The well-capitalised CSB Bank is listing its shares mainly to comply with regulatory norms. The Reserve Bank of India (RBI) requires the promoter group to reduce its stake to 40% in five years, to 30% in 10 years, and to 15% in 15 years. Fairfax India, strategic investor and promoter, owns 50.1% stake in the private lender and will not tender shares in the IPO. However, Fairfax would be required to dilute its stake to 15% over 15 years to meet the RBI regulations.

CSB Bank, one of India’s oldest private banks, has four core business areas: SME banking, retail banking, wholesale banking, and treasury operations. Analysts say the bank has a strong channel network, and is a trusted brand in South India. Thanks to Fairfax’s investment, the lender has a strong capital base and its capital to risky asset ratio (CRAR) in September 2019 stood at 22.77%, one of the best in the banking industry.

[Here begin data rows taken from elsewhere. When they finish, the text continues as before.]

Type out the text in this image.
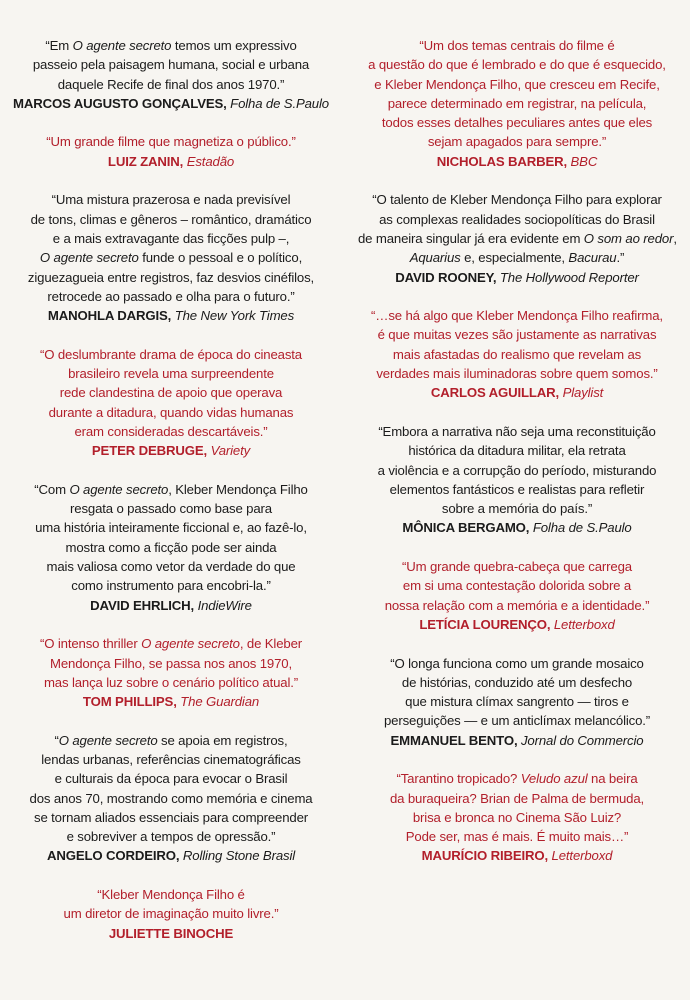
“Em O agente secreto temos um expressivo
passeio pela paisagem humana, social e urbana
daquele Recife de final dos anos 1970.”
MARCOS AUGUSTO GONÇALVES, Folha de S.Paulo
“Um grande filme que magnetiza o público.”
LUIZ ZANIN, Estadão
“Uma mistura prazerosa e nada previsível
de tons, climas e gêneros – romântico, dramático
e a mais extravagante das ficções pulp –,
O agente secreto funde o pessoal e o político,
ziguezagueia entre registros, faz desvios cinéfilos,
retrocede ao passado e olha para o futuro.”
MANOHLA DARGIS, The New York Times
“O deslumbrante drama de época do cineasta
brasileiro revela uma surpreendente
rede clandestina de apoio que operava
durante a ditadura, quando vidas humanas
eram consideradas descartáveis.”
PETER DEBRUGE, Variety
“Com O agente secreto, Kleber Mendonça Filho
resgata o passado como base para
uma história inteiramente ficcional e, ao fazê-lo,
mostra como a ficção pode ser ainda
mais valiosa como vetor da verdade do que
como instrumento para encobri-la.”
DAVID EHRLICH, IndieWire
“O intenso thriller O agente secreto, de Kleber
Mendonça Filho, se passa nos anos 1970,
mas lança luz sobre o cenário político atual.”
TOM PHILLIPS, The Guardian
“O agente secreto se apoia em registros,
lendas urbanas, referências cinematográficas
e culturais da época para evocar o Brasil
dos anos 70, mostrando como memória e cinema
se tornam aliados essenciais para compreender
e sobreviver a tempos de opressão.”
ANGELO CORDEIRO, Rolling Stone Brasil
“Kleber Mendonça Filho é
um diretor de imaginação muito livre.”
JULIETTE BINOCHE
“Um dos temas centrais do filme é
a questão do que é lembrado e do que é esquecido,
e Kleber Mendonça Filho, que cresceu em Recife,
parece determinado em registrar, na película,
todos esses detalhes peculiares antes que eles
sejam apagados para sempre.”
NICHOLAS BARBER, BBC
“O talento de Kleber Mendonça Filho para explorar
as complexas realidades sociopolíticas do Brasil
de maneira singular já era evidente em O som ao redor,
Aquarius e, especialmente, Bacurau.”
DAVID ROONEY, The Hollywood Reporter
“…se há algo que Kleber Mendonça Filho reafirma,
é que muitas vezes são justamente as narrativas
mais afastadas do realismo que revelam as
verdades mais iluminadoras sobre quem somos.”
CARLOS AGUILLAR, Playlist
“Embora a narrativa não seja uma reconstituição
histórica da ditadura militar, ela retrata
a violência e a corrupção do período, misturando
elementos fantásticos e realistas para refletir
sobre a memória do país.”
MÔNICA BERGAMO, Folha de S.Paulo
“Um grande quebra-cabeça que carrega
em si uma contestação dolorida sobre a
nossa relação com a memória e a identidade.”
LETÍCIA LOURENÇO, Letterboxd
“O longa funciona como um grande mosaico
de histórias, conduzido até um desfecho
que mistura clímax sangrento — tiros e
perseguições — e um anticlímax melancólico.”
EMMANUEL BENTO, Jornal do Commercio
“Tarantino tropicado? Veludo azul na beira
da buraqueira? Brian de Palma de bermuda,
brisa e bronca no Cinema São Luiz?
Pode ser, mas é mais. É muito mais…”
MAURÍCIO RIBEIRO, Letterboxd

Deval Shah of Kotak Securities notes that the bank has a well established SME business, and its retail loans are driven by a strong gold loans portfolio. Shah adds that a professional management, coupled with an independent board, will allow CSB Bank to streamline risk management controls for its credit exposures for long-term sustainable business development.

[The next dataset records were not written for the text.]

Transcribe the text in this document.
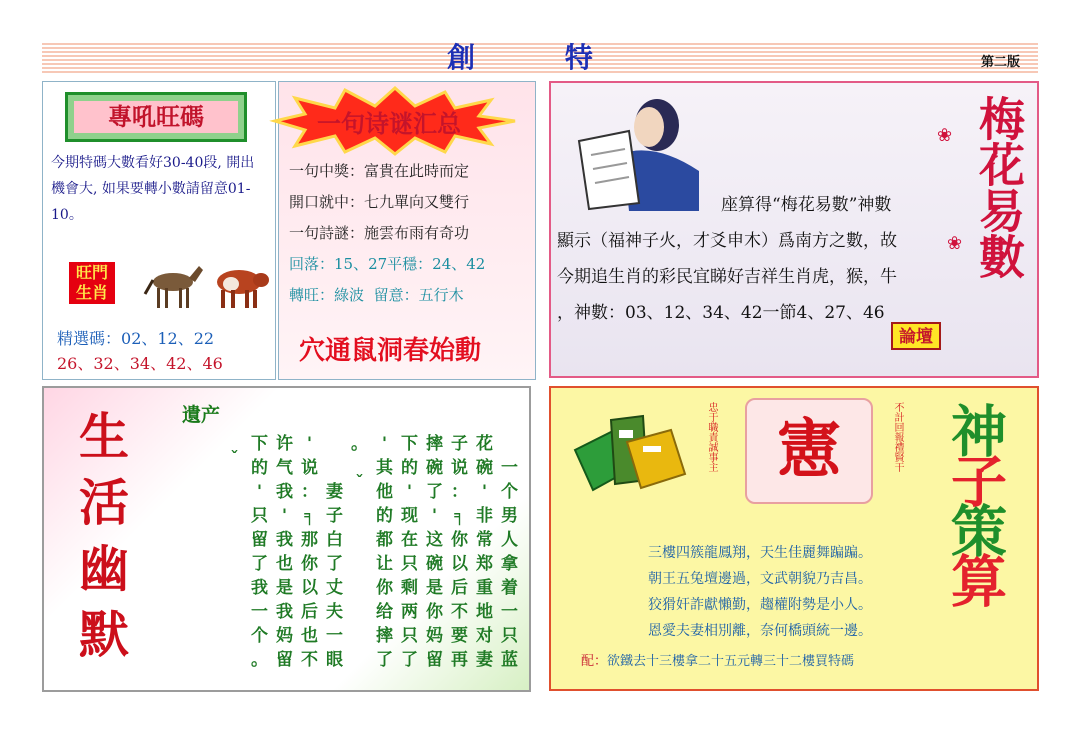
創 特	第二版
專吼旺碼
今期特碼大數看好30-40段, 開出機會大, 如果要轉小數請留意01-10。
旺門
生肖
精選碼：02、12、22
26、32、34、42、46
一句诗谜汇总
一句中獎：富貴在此時而定
開口就中：七九單向又雙行
一句詩謎：施雲布雨有奇功
回落：15、27平穩：24、42
轉旺：綠波 留意：五行木
穴通鼠洞春始動
座算得“梅花易數”神數
顯示（福神子火，才爻申木）爲南方之數，故
今期追生肖的彩民宜睇好吉祥生肖虎，猴，牛
，神數：03、12、34、42一節4、27、46
論壇
❀
❀ 梅花易數
生活幽默	遺产
˯ 下 许 '	。 ' 下 摔 子 花
的 气 说	˯ 其 的 碗 说 碗 一
' 我 ： 妻 他 ' 了 ： ' 个
只 '	╕ 子 的 现 '	╕ 非 男
留 我 那 白 都 在 这 你 常 人
了 也 你 了 让 只 碗 以 郑 拿
我 是 以 丈 你 剩 是 后 重 着
一 我 后 夫 给 两 你 不 地 一
个 妈 也 一 摔 只 妈 要 对 只
。 留 不 眼 了 了 留 再 妻 蓝
忠于職責誠事主 憲	不計回報禮賢干 神子策算
三樓四簇龍鳳翔，天生佳麗舞蹁蹁。
朝王五兔壇邊過，文武朝貌乃吉昌。
狡猾奸詐獻懶勤，趨權附勢是小人。
恩愛夫妻相別離，奈何橋頭統一邊。
配：欲鐵去十三樓拿二十五元轉三十二樓買特碼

One key aspect of CSB Bank’s strategy will be its ability to convince investors of its transformation as a new-age private bank. Analysts point out that the lender has set up a specialised SME team to ramp up its assets business and focus on SME, agriculture, and retail loan growth. Also, recovery of bad loans to improve asset quality is also a key focus area for the lender.

“The bank has done reasonably well in the first phase of transformation over the past two-three years,” says Anand Dama of Emkay Global. “However, we believe that the second phase of the transformational journey to take the bank to a new growth phase will be challenging, particularly given the current stressed scenario and rising competitive intensity,” he adds.

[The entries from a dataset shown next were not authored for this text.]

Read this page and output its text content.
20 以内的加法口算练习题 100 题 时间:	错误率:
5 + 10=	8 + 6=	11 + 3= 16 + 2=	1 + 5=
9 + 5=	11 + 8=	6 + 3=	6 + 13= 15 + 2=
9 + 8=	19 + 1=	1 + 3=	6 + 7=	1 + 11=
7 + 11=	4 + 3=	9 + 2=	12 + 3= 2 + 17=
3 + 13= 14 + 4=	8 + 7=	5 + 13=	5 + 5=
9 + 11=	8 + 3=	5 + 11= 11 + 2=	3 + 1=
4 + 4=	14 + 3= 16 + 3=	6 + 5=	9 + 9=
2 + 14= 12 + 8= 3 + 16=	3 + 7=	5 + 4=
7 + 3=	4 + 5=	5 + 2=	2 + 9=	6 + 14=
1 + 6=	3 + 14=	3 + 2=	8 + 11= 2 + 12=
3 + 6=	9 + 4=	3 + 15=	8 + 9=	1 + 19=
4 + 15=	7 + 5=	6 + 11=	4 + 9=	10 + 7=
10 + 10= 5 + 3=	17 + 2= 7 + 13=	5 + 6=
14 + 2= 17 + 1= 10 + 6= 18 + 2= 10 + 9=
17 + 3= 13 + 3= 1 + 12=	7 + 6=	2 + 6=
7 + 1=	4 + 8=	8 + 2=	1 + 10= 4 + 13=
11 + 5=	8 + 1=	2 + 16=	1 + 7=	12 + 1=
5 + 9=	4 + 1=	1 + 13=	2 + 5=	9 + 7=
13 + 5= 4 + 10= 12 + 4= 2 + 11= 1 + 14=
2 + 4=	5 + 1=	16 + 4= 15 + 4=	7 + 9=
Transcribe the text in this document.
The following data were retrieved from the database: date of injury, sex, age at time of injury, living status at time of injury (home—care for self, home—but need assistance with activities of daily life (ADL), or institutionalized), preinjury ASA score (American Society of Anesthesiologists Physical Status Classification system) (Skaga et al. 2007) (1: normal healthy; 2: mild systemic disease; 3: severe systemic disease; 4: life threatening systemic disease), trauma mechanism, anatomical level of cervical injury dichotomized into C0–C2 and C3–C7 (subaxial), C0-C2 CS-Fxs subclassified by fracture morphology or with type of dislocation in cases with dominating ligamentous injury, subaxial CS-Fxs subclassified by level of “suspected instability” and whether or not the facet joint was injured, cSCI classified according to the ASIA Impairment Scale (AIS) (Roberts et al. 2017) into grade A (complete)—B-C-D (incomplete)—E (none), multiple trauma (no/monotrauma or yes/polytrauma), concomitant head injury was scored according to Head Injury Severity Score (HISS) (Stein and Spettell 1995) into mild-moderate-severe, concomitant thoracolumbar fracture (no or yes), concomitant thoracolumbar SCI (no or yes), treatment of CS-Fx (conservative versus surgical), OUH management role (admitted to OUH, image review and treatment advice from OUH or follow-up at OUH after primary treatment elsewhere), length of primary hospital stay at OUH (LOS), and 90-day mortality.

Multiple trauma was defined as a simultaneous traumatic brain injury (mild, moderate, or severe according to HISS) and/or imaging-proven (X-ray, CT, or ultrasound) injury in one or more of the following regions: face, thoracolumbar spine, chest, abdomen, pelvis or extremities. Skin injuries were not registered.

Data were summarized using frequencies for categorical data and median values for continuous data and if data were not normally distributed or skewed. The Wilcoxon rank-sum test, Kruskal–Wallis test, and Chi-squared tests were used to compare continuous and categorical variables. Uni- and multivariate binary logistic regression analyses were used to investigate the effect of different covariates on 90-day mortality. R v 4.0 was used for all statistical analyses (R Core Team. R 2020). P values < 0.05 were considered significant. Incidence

Dama notes at the upper end of the price band of ₹195 a share, the IPO is priced at 2.4x compared to some of its close peers like South Indian Bank and Federal Bank, which are currently trading between 0.6x and 1.4x. Also, while better margins helped CSB Bank return to profitability in the first six months of the current financial year, its return ratios have been sub-par, according to analysts.

Sneha Poddar, research analyst at Motilal Oswal, highlights regional concentration in southern India—at 67% of deposits and 32% of advances—as a concern, as adverse economic and political changes can impact the business. Poddar also says the bank’s high exposure to gold loans is a key risk factor. “As of September 2019, gold loans contributed 33% to CSB’s total loans. Hence, any sharp volatility in gold prices can impact the financials or cash flows of the company,” she says.

Several analysts recommend investors to wait for price discovery before taking an investment decision. “At the upper end of the price band, CSB Bank demands adjusted PB [price-to-book] multiple of 2.4x of Q2, FY20 adjusted book value, which we believe is expensive, considering the investment concerns. Similar banks are trading at a lower valuation than CSB, and have better return ratio,” says Angel Broking in a note to investors.

However, some analysts are betting on the new promoter and strong management. “CSB’s performance has not been encouraging in the past with a rise in NPA (non-performing assets) level. However, new promoter and strong management bring capital and execution strength to the table, which bodes well for future growth as well as earnings. Therefore, we assign a ’subscribe’ recommendation to the stock. Further, at a price band of ₹193-195, the stock is available at a price-to-book value of about 2.2 times at the upper band on H1, FY20 basis,” notes an ICICI Securities report.

“In recent years, its growth was constrained by low capital adequacy and higher operating costs, which adversely impacted its financial performance. However, in the last three fiscals—from fiscal 2017 to fiscal 2019—CSB Bank has improved its growth by focussing on better yield loan products with low risk. Therefore, the surplus funds parked in investments were redeployed to advances with particular focus on gold loans and corporate advances to entities with high credit ratings which have low-risk weights to minimise capital consumption,” HDFC Securities said.